Their early gatherings in 2009 featured many of the same faces we see today. Then, as now, Jacobson gathered together Tom Davis, Penn, DLC-Dems, and other Bush’41 apparatchiks to plot her return to prominence and her husband’s re-habilitation. We know. An attendee asked if we wanted to explore a possible invitation to a meeting, if anything sit back against the wall as an observer. We wanted nothing to do with either Penn or his wife, Jacobson. We predicted failure.
We were right. These 2009 meetings petered out. Before the Tea Party really took off. None of the ‘moderates’ from either party really agreed with each other on basic ideological frameworks, policy recommendations or messaging. There was no charismatic personality emerging around which to build a movement, At best all could agree to ‘reasonableness.’ They, like the Neocons, were all chiefs and no indians – no one wanted to do any real work building something but would love to find a vehicle for their own uses.
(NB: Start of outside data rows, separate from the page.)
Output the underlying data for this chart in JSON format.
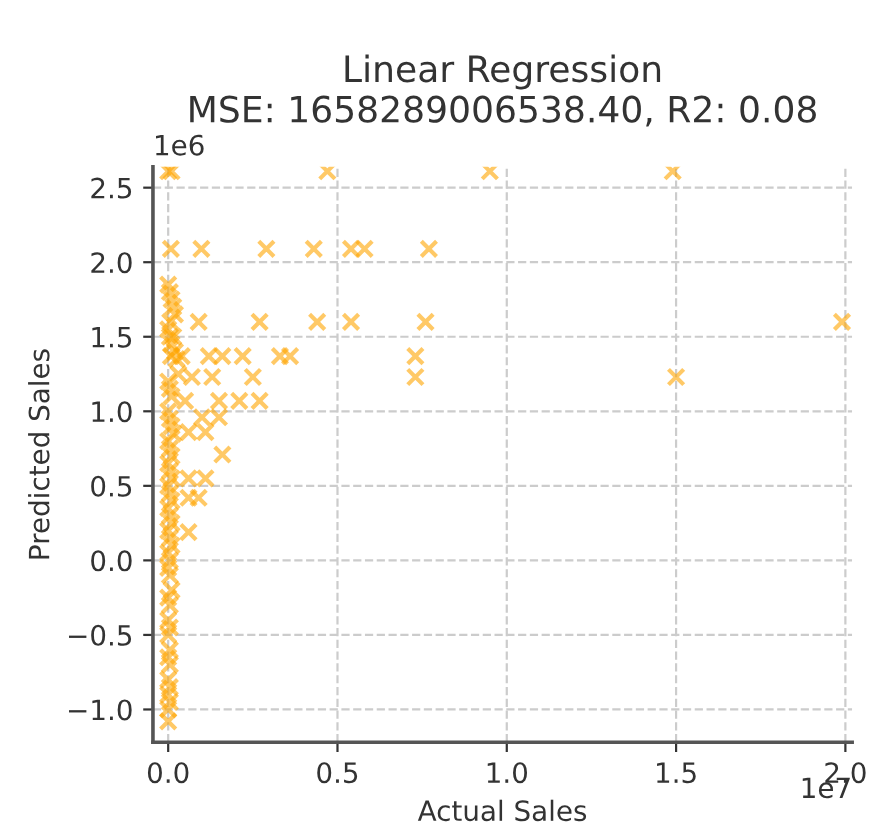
{
  "chart_data": {
    "type": "scatter",
    "title": "Linear Regression\nMSE: 1658289006538.40, R2: 0.08",
    "xlabel": "Actual Sales",
    "ylabel": "Predicted Sales",
    "annotations": [
      "1e6",
      "1e7"
    ],
    "series": [
      {
        "color": "#ffa500",
        "marker": "cross",
        "x": [
          0,
          0.01,
          0.47,
          0.95,
          1.49,
          0.008,
          0.098,
          0.29,
          0.43,
          0.54,
          0.58,
          0.77,
          0.006,
          0.09,
          0.27,
          0.44,
          0.54,
          0.76,
          1.99,
          0.008,
          0.04,
          0.12,
          0.16,
          0.22,
          0.33,
          0.36,
          0.73,
          0.07,
          0.13,
          0.25,
          0.73,
          1.5,
          0.05,
          0.15,
          0.21,
          0.27,
          0.1,
          0.15,
          0.06,
          0.11,
          0.16,
          0.06,
          0.11,
          0.06,
          0.09,
          0.06,
          0,
          0.005,
          0.01,
          0.015,
          0.02,
          0,
          0.005,
          0.01,
          0.015,
          0.02,
          0.025,
          0.03,
          0,
          0.005,
          0.01,
          0,
          0.005,
          0.01,
          0.015,
          0,
          0.005,
          0.01,
          0,
          0.005,
          0.01,
          0,
          0.005,
          0.01,
          0,
          0.005,
          0.01,
          0,
          0.005,
          0.01,
          0,
          0.005,
          0,
          0.005,
          0.01,
          0,
          0.005,
          0,
          0.005,
          0,
          0.005,
          0,
          0.005,
          0,
          0.005,
          0,
          0.005,
          0,
          0
        ],
        "values": [
          2.61,
          2.61,
          2.61,
          2.61,
          2.61,
          2.09,
          2.09,
          2.09,
          2.09,
          2.09,
          2.09,
          2.09,
          1.6,
          1.6,
          1.6,
          1.6,
          1.6,
          1.6,
          1.6,
          1.37,
          1.37,
          1.37,
          1.37,
          1.37,
          1.37,
          1.37,
          1.37,
          1.23,
          1.23,
          1.23,
          1.23,
          1.23,
          1.07,
          1.07,
          1.07,
          1.07,
          0.96,
          0.96,
          0.86,
          0.86,
          0.71,
          0.55,
          0.55,
          0.42,
          0.42,
          0.19,
          1.85,
          1.8,
          1.75,
          1.7,
          1.65,
          1.55,
          1.5,
          1.45,
          1.5,
          1.4,
          1.35,
          1.25,
          1.2,
          1.15,
          1.1,
          1.0,
          0.95,
          0.9,
          0.85,
          0.8,
          0.75,
          0.7,
          0.65,
          0.6,
          0.55,
          0.5,
          0.45,
          0.4,
          0.35,
          0.3,
          0.25,
          0.2,
          0.15,
          0.1,
          0.05,
          0,
          -0.05,
          -0.1,
          -0.2,
          -0.25,
          -0.3,
          -0.4,
          -0.45,
          -0.5,
          -0.6,
          -0.65,
          -0.7,
          -0.8,
          -0.85,
          -0.9,
          -0.95,
          -1.0,
          -1.08
        ]
      }
    ],
    "xlim": [
      -0.045,
      2.02
    ],
    "ylim": [
      -1.22,
      2.64
    ],
    "xticks": [
      {
        "value": 0,
        "label": "0.0"
      },
      0.5,
      {
        "value": 1,
        "label": "1.0"
      },
      1.5,
      {
        "value": 2,
        "label": "2.0"
      }
    ],
    "yticks": [
      {
        "value": -1,
        "label": "−1.0"
      },
      {
        "value": -0.5,
        "label": "−0.5"
      },
      {
        "value": 0,
        "label": "0.0"
      },
      0.5,
      {
        "value": 1,
        "label": "1.0"
      },
      1.5,
      {
        "value": 2,
        "label": "2.0"
      },
      2.5
    ],
    "grid": true,
    "legend": false
  }
}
Fast forward to today. Jacobson and Penn make a virtue of their failure. No leaders or organizational bones are features; the vague ‘No Label” moniker is just a hip, social media crowd source thing. No one has to do any hard work. No one is building political infrastructure devoted to reclaiming the political center. People just get to proclaim their ‘like’ – no click even needed. Painless. And ineffective. As before in 2009, most are has-beens or soon to be former: former congressman, former governor, soon-to-be-former mayor, former advisor, etc. No one really left in the game. Tom Davis? Dead man to VA Republicans. Crist? Worse. There are 3 moderate Republicans in the new House. Instead, Jacobson and Penn have added TV show hosts. The Morning Joe show? MSNBC-affiliated radio talk shows? Oh, and college democrats. Jesus. And so on.
Secondly, what will this motley social branding effort achieve? Will this Nancy Jacobson/Mark Penn vehicle become a 501(c)(4) or a 527 group and engage in independent expenditures? Raise money? Take on misleading ads? No. Will they hold rallies? No. Apparently they will encourage members to cite David Brooks’ columns as the acme of reasonableness. And mind the civility. Use the small fork for salad!
‘No Label’ is as meaningful – and transient – as a trending tweet. Perhaps it has one other use. It can serve as a chyron title beneath Penn or someone else’s cable appearances.